平成20(2008)年九州場所、日馬富士(当時安馬)は優勝決定戦で白鵬に敗れたものの、13勝2敗の好成績を挙げ、場所後、大関に昇進した。昇進後のさまざまな行事を引きずったまま冬巡業に参加し、沖縄の石垣市で打ち上げたのは12月20日のことだった。ようやくフリータイムがやってきたのだ。

といっても、初場所の番付発表が24日朝なので、正味はたった3日しかない。しかし、日馬富士はあえて母国のモンゴル行きを決めた。ちょうど1年前、日馬富士は、平成18年12月28日に交通事故のため、50歳の若さで亡くなった父親のダワーニャムさんのお墓に参り、

「大関になったら、また会いに来るよ。それまでは(稽古に打ち込まなければいけないので)来ない。絶対、大関になるので、待っていて」

と話しかけている。男の約束と言っていい。満願成就し、それを果たすための帰国だった。

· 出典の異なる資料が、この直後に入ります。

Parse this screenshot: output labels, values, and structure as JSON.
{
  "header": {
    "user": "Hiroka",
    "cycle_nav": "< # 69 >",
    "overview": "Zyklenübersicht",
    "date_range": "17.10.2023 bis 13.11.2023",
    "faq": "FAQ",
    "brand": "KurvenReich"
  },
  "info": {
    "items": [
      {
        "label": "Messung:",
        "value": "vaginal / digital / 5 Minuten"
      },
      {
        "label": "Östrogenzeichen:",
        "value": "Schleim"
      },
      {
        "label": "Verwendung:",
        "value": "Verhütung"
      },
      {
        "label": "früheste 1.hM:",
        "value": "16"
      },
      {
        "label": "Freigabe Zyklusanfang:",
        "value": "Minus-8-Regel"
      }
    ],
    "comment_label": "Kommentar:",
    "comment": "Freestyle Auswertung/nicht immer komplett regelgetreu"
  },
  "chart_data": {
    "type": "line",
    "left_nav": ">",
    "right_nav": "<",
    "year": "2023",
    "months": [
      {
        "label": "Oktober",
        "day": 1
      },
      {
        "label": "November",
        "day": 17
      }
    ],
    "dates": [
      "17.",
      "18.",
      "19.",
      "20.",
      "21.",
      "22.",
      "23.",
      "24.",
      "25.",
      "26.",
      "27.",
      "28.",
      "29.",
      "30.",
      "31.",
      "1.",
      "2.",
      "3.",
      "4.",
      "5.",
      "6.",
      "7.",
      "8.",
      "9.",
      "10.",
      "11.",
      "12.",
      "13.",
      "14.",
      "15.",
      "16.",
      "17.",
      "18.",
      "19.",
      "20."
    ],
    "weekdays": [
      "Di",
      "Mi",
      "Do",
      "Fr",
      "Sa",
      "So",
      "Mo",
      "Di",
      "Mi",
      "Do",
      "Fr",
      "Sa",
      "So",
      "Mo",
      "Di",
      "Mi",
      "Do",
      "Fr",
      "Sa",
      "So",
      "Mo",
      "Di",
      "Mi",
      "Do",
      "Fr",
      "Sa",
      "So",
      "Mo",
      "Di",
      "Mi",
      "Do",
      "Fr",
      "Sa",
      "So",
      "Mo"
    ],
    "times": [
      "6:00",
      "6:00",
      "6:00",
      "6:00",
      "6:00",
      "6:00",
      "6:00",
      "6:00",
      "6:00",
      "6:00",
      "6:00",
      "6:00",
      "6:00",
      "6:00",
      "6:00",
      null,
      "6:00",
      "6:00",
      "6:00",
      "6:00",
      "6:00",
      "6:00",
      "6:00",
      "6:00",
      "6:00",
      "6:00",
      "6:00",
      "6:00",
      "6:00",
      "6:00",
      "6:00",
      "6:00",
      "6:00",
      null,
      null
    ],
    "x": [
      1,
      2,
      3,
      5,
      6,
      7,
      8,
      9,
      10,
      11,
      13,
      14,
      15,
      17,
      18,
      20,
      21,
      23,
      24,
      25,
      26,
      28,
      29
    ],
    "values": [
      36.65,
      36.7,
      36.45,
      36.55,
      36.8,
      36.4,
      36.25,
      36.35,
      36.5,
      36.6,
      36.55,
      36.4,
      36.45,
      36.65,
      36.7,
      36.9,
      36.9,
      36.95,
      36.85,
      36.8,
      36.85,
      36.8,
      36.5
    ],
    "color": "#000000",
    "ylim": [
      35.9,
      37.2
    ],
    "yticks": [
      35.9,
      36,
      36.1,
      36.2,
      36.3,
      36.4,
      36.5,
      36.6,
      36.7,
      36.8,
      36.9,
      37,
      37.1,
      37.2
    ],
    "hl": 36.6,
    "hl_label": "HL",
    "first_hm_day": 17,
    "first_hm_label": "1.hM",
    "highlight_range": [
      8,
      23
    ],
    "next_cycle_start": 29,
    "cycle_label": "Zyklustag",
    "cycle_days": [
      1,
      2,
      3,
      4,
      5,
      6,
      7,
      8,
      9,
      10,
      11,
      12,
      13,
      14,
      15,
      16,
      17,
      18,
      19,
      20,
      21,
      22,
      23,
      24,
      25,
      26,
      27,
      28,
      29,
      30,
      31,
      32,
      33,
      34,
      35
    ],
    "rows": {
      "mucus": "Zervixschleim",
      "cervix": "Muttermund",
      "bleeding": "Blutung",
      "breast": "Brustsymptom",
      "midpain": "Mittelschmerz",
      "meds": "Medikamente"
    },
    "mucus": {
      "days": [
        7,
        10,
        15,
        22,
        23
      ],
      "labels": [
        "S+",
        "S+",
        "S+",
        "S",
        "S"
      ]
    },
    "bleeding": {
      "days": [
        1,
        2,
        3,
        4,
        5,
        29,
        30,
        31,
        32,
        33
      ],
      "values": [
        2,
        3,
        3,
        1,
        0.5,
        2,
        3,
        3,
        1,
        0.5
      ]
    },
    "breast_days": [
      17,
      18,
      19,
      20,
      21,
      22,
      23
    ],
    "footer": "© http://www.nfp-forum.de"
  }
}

「(大関昇進を)親に報告するのは当たり前のことじゃないか。親方には理解してもらった」

と日馬富士は言い残し、21日午後、機上の人となった。墓参りを済まし、モンゴルから再来日の途に着いたのは1日置いた23日午後。日本への直行便はなかったため、北京、香港と大きく迂回し、羽田空港に到着したのは翌24日の午前6時のことだった。夜通し、旅をしたことになる。

しかし、途中で部屋に電話を入れてこの日から朝稽古が始まることを知った日馬富士は、すぐさまタクシーに飛び乗り、1時間後の午前7時過ぎに部屋に到着。そのまま、廻しを締めて土俵に降りると、長旅の疲れも見せず、関脇の安美錦や十両の安壮富士らと25番の息詰まる申し合いを繰り広げた。殺人的スケジュールで体はクタクタに疲れ切っていたはずだが、父親との1年前の約束を果たし、心の中はおそらくすっきり、爽やかだったのに違いない。